Self-Hosting & Configuration
- Install via pip, npm, cargo, or Maven depending on your language
- Create a database by pointing to a directory path; files are managed automatically
- Import large graphs using the COPY FROM command with CSV or Parquet files
- Configure buffer pool size with the buffer_pool_size parameter for memory management
- Use the CLI shell (kuzu_shell) for interactive exploration and schema management
Key Features
- Cypher query language is familiar to users of Neo4j and other graph databases
- Worst-case optimal joins prevent performance cliffs on complex graph patterns
- Columnar and vectorized execution brings analytical database speed to graph queries
- Structured schema with typed node and relationship tables ensures data integrity
- Zero-copy integration with Apache Arrow and Pandas for data science workflows
Comparison with Similar Tools
- Neo4j — Neo4j is a client-server graph database; Kuzu is embeddable with columnar analytical performance
- DuckDB — DuckDB is an analytical SQL database; Kuzu is purpose-built for graph pattern matching and recursive queries
- CozoDB — CozoDB uses Datalog; Kuzu uses Cypher and worst-case optimal joins for graph-specific optimization
- SQLite — SQLite is a relational database; Kuzu handles graph traversals that would require complex recursive CTEs in SQL
- Amazon Neptune — Neptune is a managed cloud graph service; Kuzu is a free embeddable library with no infrastructure cost
FAQ
Q: Does Kuzu use Cypher or a custom query language? A: Kuzu uses the openCypher query language, the same language used by Neo4j, so existing Cypher knowledge transfers directly.

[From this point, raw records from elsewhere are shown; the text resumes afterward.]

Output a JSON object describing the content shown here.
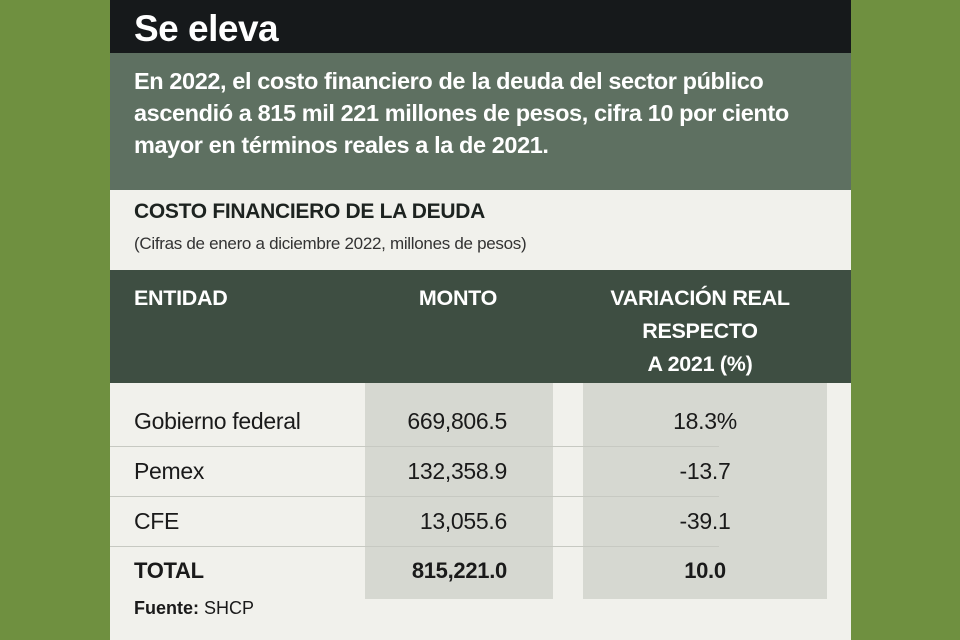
{
  "header": {
    "title": "Se eleva"
  },
  "intro": "En 2022, el costo financiero de la deuda del sector público ascendió a 815 mil 221 millones de pesos, cifra 10 por ciento mayor en términos reales a la de 2021.",
  "table": {
    "title": "COSTO FINANCIERO DE LA DEUDA",
    "subtitle": "(Cifras de enero a diciembre 2022, millones de pesos)",
    "columns": {
      "entity": "ENTIDAD",
      "amount": "MONTO",
      "variation_line1": "VARIACIÓN REAL",
      "variation_line2": "RESPECTO",
      "variation_line3": "A 2021 (%)"
    },
    "rows": [
      {
        "entity": "Gobierno federal",
        "amount": "669,806.5",
        "variation": "18.3%"
      },
      {
        "entity": "Pemex",
        "amount": "132,358.9",
        "variation": "-13.7"
      },
      {
        "entity": "CFE",
        "amount": "13,055.6",
        "variation": "-39.1"
      }
    ],
    "total": {
      "entity": "TOTAL",
      "amount": "815,221.0",
      "variation": "10.0"
    }
  },
  "source": {
    "label": "Fuente:",
    "value": "SHCP"
  },
  "colors": {
    "page_background": "#6f9040",
    "title_bar": "#16191b",
    "intro_band": "#5e7061",
    "table_header": "#3e4e42",
    "column_shade": "#d6d8d1"
  }
}
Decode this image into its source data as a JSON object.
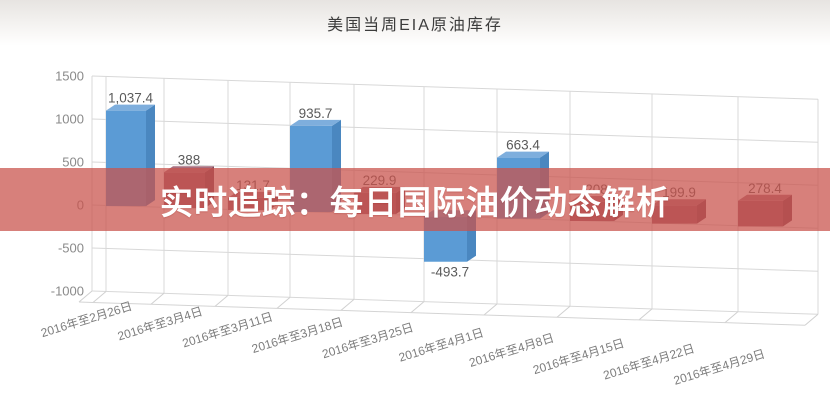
{
  "page": {
    "title": "美国当周EIA原油库存"
  },
  "banner": {
    "text": "实时追踪：每日国际油价动态解析",
    "bg_color": "#c9544d",
    "text_color": "#ffffff"
  },
  "chart_data": {
    "type": "bar",
    "title": "美国当周EIA原油库存",
    "xlabel": "",
    "ylabel": "",
    "ylim": [
      -1000,
      1500
    ],
    "y_ticks": [
      1500,
      1000,
      500,
      0,
      -500,
      -1000
    ],
    "grid": true,
    "style": "pseudo-3d-columns",
    "legend_position": "none",
    "categories": [
      "2016年至2月26日",
      "2016年至3月4日",
      "2016年至3月11日",
      "2016年至3月18日",
      "2016年至3月25日",
      "2016年至4月1日",
      "2016年至4月8日",
      "2016年至4月15日",
      "2016年至4月22日",
      "2016年至4月29日"
    ],
    "values": [
      1037.4,
      388,
      131.7,
      935.7,
      229.9,
      -493.7,
      663.4,
      208,
      199.9,
      278.4
    ],
    "value_labels": [
      "1,037.4",
      "388",
      "131.7",
      "935.7",
      "229.9",
      "-493.7",
      "663.4",
      "208",
      "199.9",
      "278.4"
    ],
    "bar_color_keys": [
      "blue",
      "maroon",
      "maroon",
      "blue",
      "maroon",
      "blue",
      "blue",
      "maroon",
      "maroon",
      "maroon"
    ],
    "palette": {
      "blue": {
        "front": "#5b9bd5",
        "side": "#4a87c0",
        "top": "#7eaedd"
      },
      "maroon": {
        "front": "#96596b",
        "side": "#7d4758",
        "top": "#a86f7f"
      }
    },
    "gridline_color": "#d8d8d8",
    "axis_label_color": "#8a8a8a",
    "value_label_color": "#5a5a5a"
  }
}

Q: Can Kuzu handle graphs that don't fit in memory? A: Yes. Kuzu uses disk-based storage with a buffer manager, so it can process graphs larger than available RAM.

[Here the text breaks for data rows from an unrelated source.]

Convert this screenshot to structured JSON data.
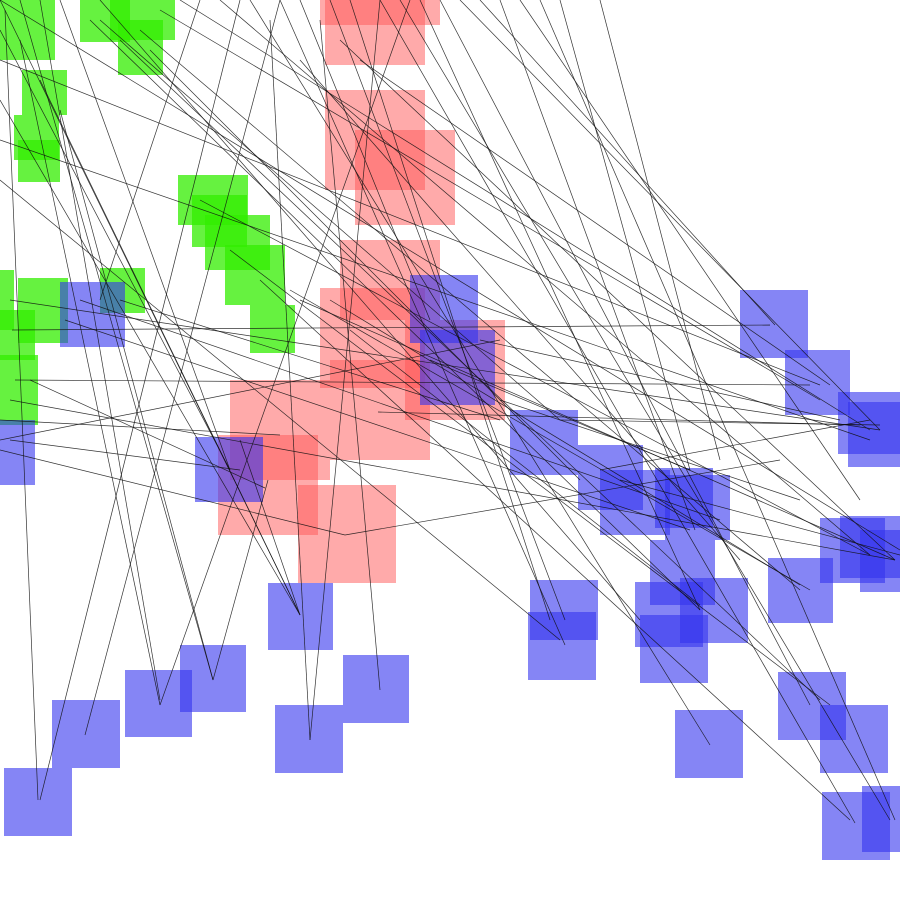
{
  "scene": {
    "description_free": true,
    "groups": {
      "green": {
        "color": "#33ee00",
        "opacity": 0.75
      },
      "red": {
        "color": "#ff5555",
        "opacity": 0.5
      },
      "blue": {
        "color": "#3333ee",
        "opacity": 0.6
      }
    },
    "line_color": "#111111",
    "background": "#ffffff"
  }
}
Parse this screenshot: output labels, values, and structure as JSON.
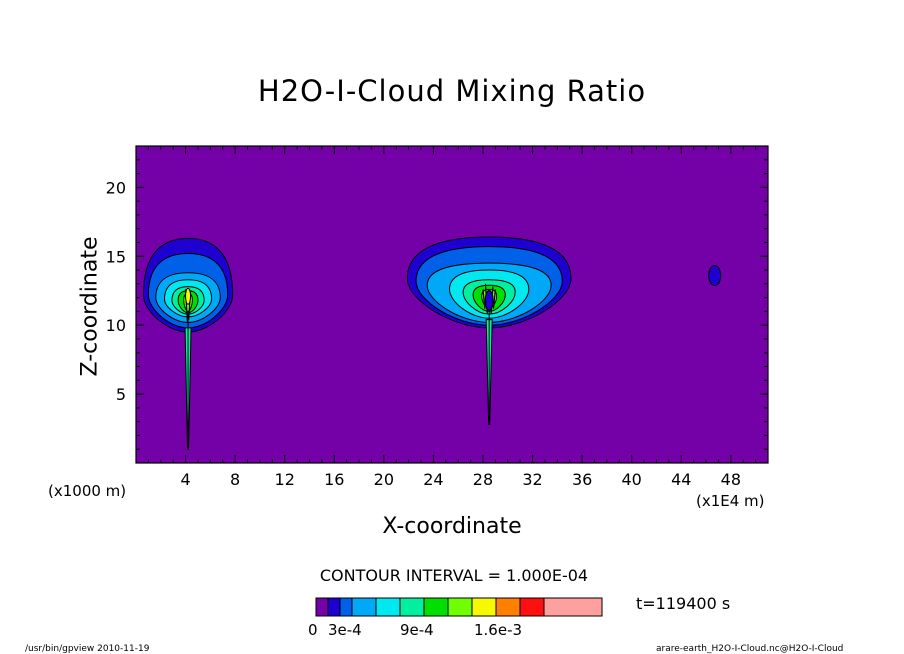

Q: Is Kuzu suitable for transactional workloads? A: Kuzu supports ACID transactions, but it is optimized for analytical graph queries. For high-throughput OLTP, a server-based graph database may be more appropriate.
Q: Can I use Kuzu with GraphRAG or knowledge graph applications? A: Yes. Kuzu is well-suited for knowledge graph storage and retrieval, and integrates with LangChain and LlamaIndex for RAG pipelines.